[R] Ranking within factor subgroups
maneesh deshpande
dmaneesh at hotmail.com
Wed Feb 22 03:44:47 CET 2006
Hi,
I have a dataframe, x of the following form:
Date Symbol A B C
20041201 ABC 10 12 15
20041201 DEF 9 5 4
...
20050101 ABC 5 3 1
20050101 GHM 12 4 2
....
here A, B,C are properties of a set symbols recorded for a given date.

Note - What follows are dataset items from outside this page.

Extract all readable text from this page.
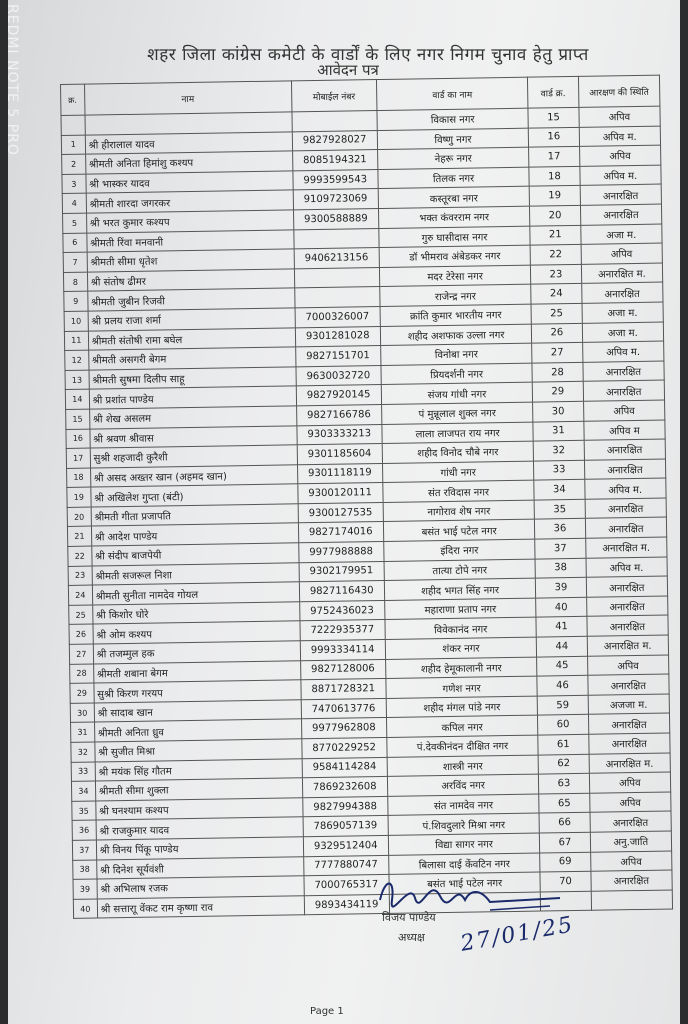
शहर जिला कांग्रेस कमेटी के वार्डों के लिए नगर निगम चुनाव हेतु प्राप्त
आवेदन पत्र
क्र.	नाम	मोबाईल नंबर	वार्ड का नाम	वार्ड क्र.	आरक्षण की स्थिति
			विकास नगर	15	अपिव
1	श्री हीरालाल यादव	9827928027	विष्णु नगर	16	अपिव म.
2	श्रीमती अनिता हिमांशु कश्यप	8085194321	नेहरू नगर	17	अपिव
3	श्री भास्कर यादव	9993599543	तिलक नगर	18	अपिव म.
4	श्रीमती शारदा जगरकर	9109723069	कस्तूरबा नगर	19	अनारक्षित
5	श्री भरत कुमार कश्यप	9300588889	भक्त कंवरराम नगर	20	अनारक्षित
6	श्रीमती रिंवा मनवानी		गुरु घासीदास नगर	21	अजा म.
7	श्रीमती सीमा धृतेश	9406213156	डॉ भीमराव अंबेडकर नगर	22	अपिव
8	श्री संतोष ढीमर		मदर टेरेसा नगर	23	अनारक्षित म.
9	श्रीमती जुबीन रिजवी		राजेन्द्र नगर	24	अनारक्षित
10	श्री प्रलय राजा शर्मा	7000326007	क्रांति कुमार भारतीय नगर	25	अजा म.
11	श्रीमती संतोषी रामा बघेल	9301281028	शहीद अशफाक उल्ला नगर	26	अजा म.
12	श्रीमती असगरी बेगम	9827151701	विनोबा नगर	27	अपिव म.
13	श्रीमती सुषमा दिलीप साहू	9630032720	प्रियदर्शनी नगर	28	अनारक्षित
14	श्री प्रशांत पाण्डेय	9827920145	संजय गांधी नगर	29	अनारक्षित
15	श्री शेख असलम	9827166786	पं मुन्नूलाल शुक्ल नगर	30	अपिव
16	श्री श्रवण श्रीवास	9303333213	लाला लाजपत राय नगर	31	अपिव म
17	सुश्री शहजादी कुरैशी	9301185604	शहीद विनोद चौबे नगर	32	अनारक्षित
18	श्री असद अख्तर खान (अहमद खान)	9301118119	गांधी नगर	33	अनारक्षित
19	श्री अखिलेश गुप्ता (बंटी)	9300120111	संत रविदास नगर	34	अपिव म.
20	श्रीमती गीता प्रजापति	9300127535	नागोराव शेष नगर	35	अनारक्षित
21	श्री आदेश पाण्डेय	9827174016	बसंत भाई पटेल नगर	36	अनारक्षित
22	श्री संदीप बाजपेयी	9977988888	इंदिरा नगर	37	अनारक्षित म.
23	श्रीमती सजरूल निशा	9302179951	तात्या टोपे नगर	38	अपिव म.
24	श्रीमती सुनीता नामदेव गोयल	9827116430	शहीद भगत सिंह नगर	39	अनारक्षित
25	श्री किशोर घोरे	9752436023	महाराणा प्रताप नगर	40	अनारक्षित
26	श्री ओम कश्यप	7222935377	विवेकानंद नगर	41	अनारक्षित
27	श्री तजम्मुल हक	9993334114	शंकर नगर	44	अनारक्षित म.
28	श्रीमती शबाना बेगम	9827128006	शहीद हेमूकालानी नगर	45	अपिव
29	सुश्री किरण गरयप	8871728321	गणेश नगर	46	अनारक्षित
30	श्री सादाब खान	7470613776	शहीद मंगल पांडे नगर	59	अजजा म.
31	श्रीमती अनिता ध्रुव	9977962808	कपिल नगर	60	अनारक्षित
32	श्री सुजीत मिश्रा	8770229252	पं.देवकीनंदन दीक्षित नगर	61	अनारक्षित
33	श्री मयंक सिंह गौतम	9584114284	शास्त्री नगर	62	अनारक्षित म.
34	श्रीमती सीमा शुक्ला	7869232608	अरविंद नगर	63	अपिव
35	श्री घनश्याम कश्यप	9827994388	संत नामदेव नगर	65	अपिव
36	श्री राजकुमार यादव	7869057139	पं.शिवदुलारे मिश्रा नगर	66	अनारक्षित
37	श्री विनय पिंकू पाण्डेय	9329512404	विद्या सागर नगर	67	अनु.जाति
38	श्री दिनेश सूर्यवंशी	7777880747	बिलासा दाई केंवटिन नगर	69	अपिव
39	श्री अभिलाष रजक	7000765317	बसंत भाई पटेल नगर	70	अनारक्षित
40	श्री सत्ताराू वेंकट राम कृष्णा राव	9893434119			
REDMI NOTE 5 PRO
विजय पाण्डेय
अध्यक्ष 27/01/25
Page 1
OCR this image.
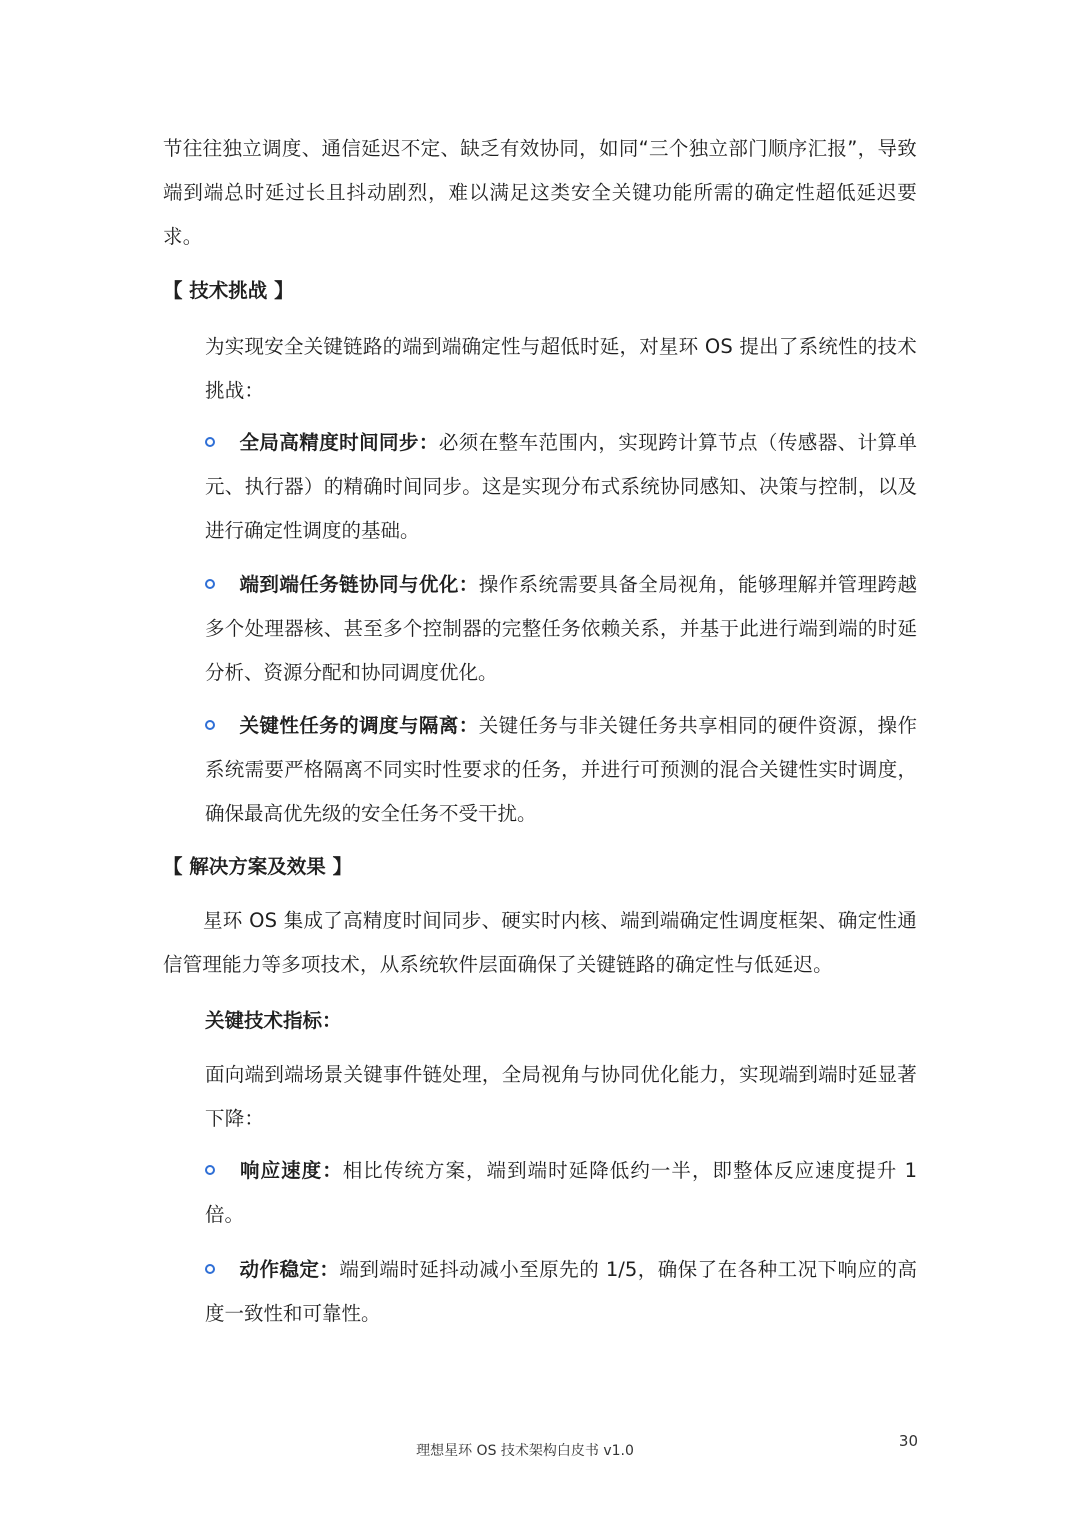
节往往独立调度、通信延迟不定、缺乏有效协同，如同“三个独立部门顺序汇报”，导致端到端总时延过长且抖动剧烈，难以满足这类安全关键功能所需的确定性超低延迟要求。

【 技术挑战 】

为实现安全关键链路的端到端确定性与超低时延，对星环 OS 提出了系统性的技术挑战：

全局高精度时间同步：必须在整车范围内，实现跨计算节点（传感器、计算单元、执行器）的精确时间同步。这是实现分布式系统协同感知、决策与控制，以及进行确定性调度的基础。

端到端任务链协同与优化：操作系统需要具备全局视角，能够理解并管理跨越多个处理器核、甚至多个控制器的完整任务依赖关系，并基于此进行端到端的时延分析、资源分配和协同调度优化。

关键性任务的调度与隔离：关键任务与非关键任务共享相同的硬件资源，操作系统需要严格隔离不同实时性要求的任务，并进行可预测的混合关键性实时调度，确保最高优先级的安全任务不受干扰。

【 解决方案及效果 】

星环 OS 集成了高精度时间同步、硬实时内核、端到端确定性调度框架、确定性通信管理能力等多项技术，从系统软件层面确保了关键链路的确定性与低延迟。

关键技术指标：

面向端到端场景关键事件链处理，全局视角与协同优化能力，实现端到端时延显著下降：

响应速度：相比传统方案，端到端时延降低约一半，即整体反应速度提升 1 倍。

动作稳定：端到端时延抖动减小至原先的 1/5，确保了在各种工况下响应的高度一致性和可靠性。

理想星环 OS 技术架构白皮书 v1.0
30
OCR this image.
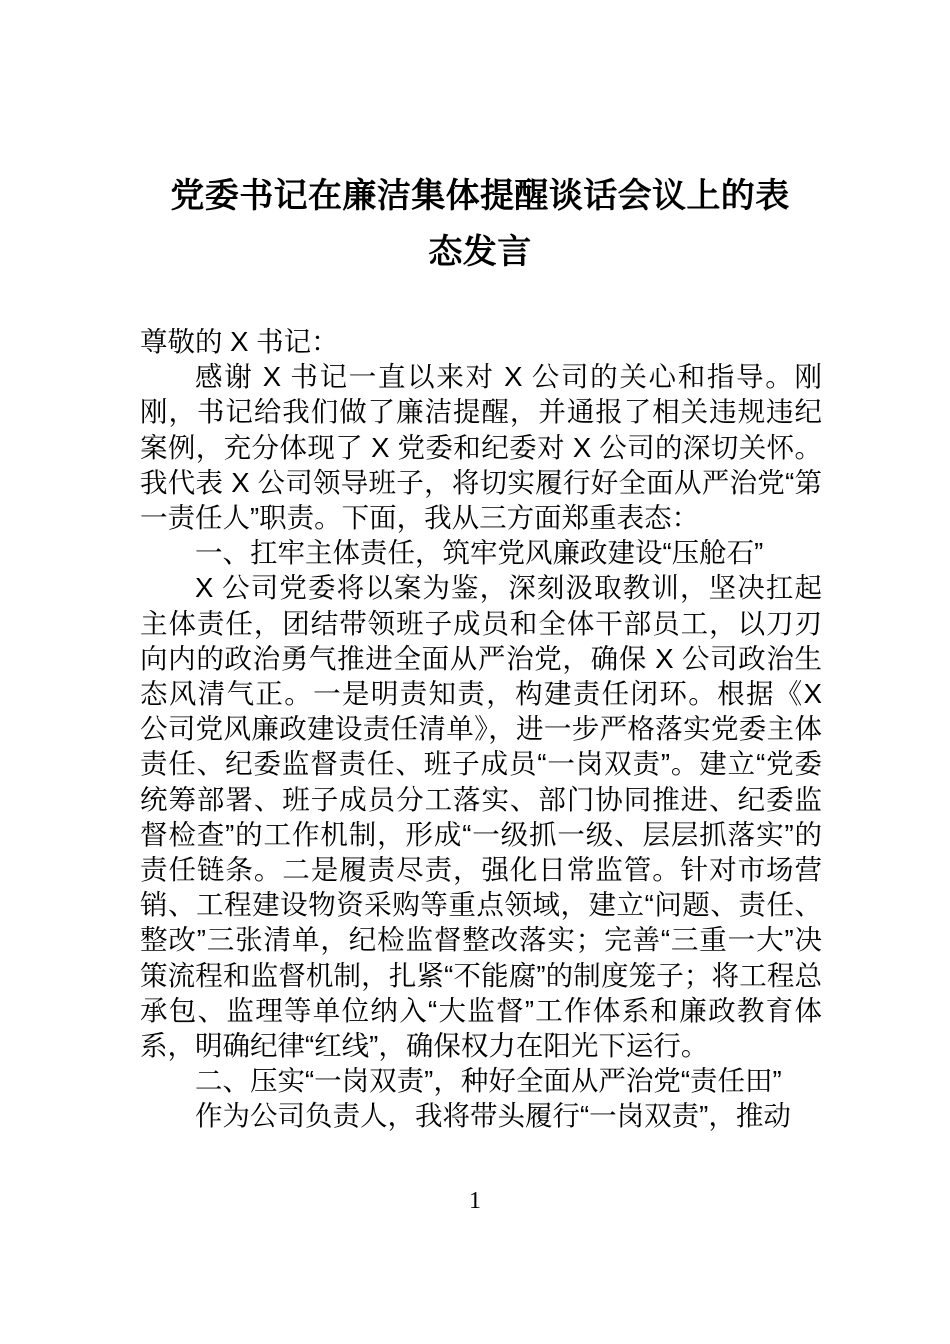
党委书记在廉洁集体提醒谈话会议上的表
态发言

尊敬的 X 书记：

感谢 X 书记一直以来对 X 公司的关心和指导。刚刚，书记给我们做了廉洁提醒，并通报了相关违规违纪案例，充分体现了 X 党委和纪委对 X 公司的深切关怀。我代表 X 公司领导班子，将切实履行好全面从严治党“第一责任人”职责。下面，我从三方面郑重表态：

一、扛牢主体责任，筑牢党风廉政建设“压舱石”

X 公司党委将以案为鉴，深刻汲取教训，坚决扛起主体责任，团结带领班子成员和全体干部员工，以刀刃向内的政治勇气推进全面从严治党，确保 X 公司政治生态风清气正。一是明责知责，构建责任闭环。根据《X 公司党风廉政建设责任清单》，进一步严格落实党委主体责任、纪委监督责任、班子成员“一岗双责”。建立“党委统筹部署、班子成员分工落实、部门协同推进、纪委监督检查”的工作机制，形成“一级抓一级、层层抓落实”的责任链条。二是履责尽责，强化日常监管。针对市场营销、工程建设物资采购等重点领域，建立“问题、责任、整改”三张清单，纪检监督整改落实；完善“三重一大”决策流程和监督机制，扎紧“不能腐”的制度笼子；将工程总承包、监理等单位纳入“大监督”工作体系和廉政教育体系，明确纪律“红线”，确保权力在阳光下运行。

二、压实“一岗双责”，种好全面从严治党“责任田”

作为公司负责人，我将带头履行“一岗双责”，推动

1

I wante to decile the symbols For each date and property and
create another set of columns "bucketA","bucketB", "bucketC" containing the
decile rank
for each symbol. The following non-vectorized code does what I want,
bucket <- function(data,nBuckets) {
q <- quantile(data,seq(0,1,len=nBuckets+1),na.rm=T)
q[1] <- q[1] - 0.1 # need to do this to ensure there are no extra NAs
cut(data,q,include.lowest=T,labels=F)
}
calcDeciles <- function(x,colNames) {
nBuckets <- 10
dates <- unique(x$Date)
for ( date in dates) {
iVec <- x$Date == date
xx <- x[iVec,]
for (colName in colNames) {
data <- xx[,colName]
bColName <- paste("bucket",colName,sep="")
x[iVec,bColName] <- bucket(data,nBuckets)
}
}
x
}
x <- calcDeciles(x,c("A","B","C"))
I was wondering if it is possible to vectorize the above function to make it
more efficient.
I tried,
rlist <- tapply(x$A,x$Date,bucket)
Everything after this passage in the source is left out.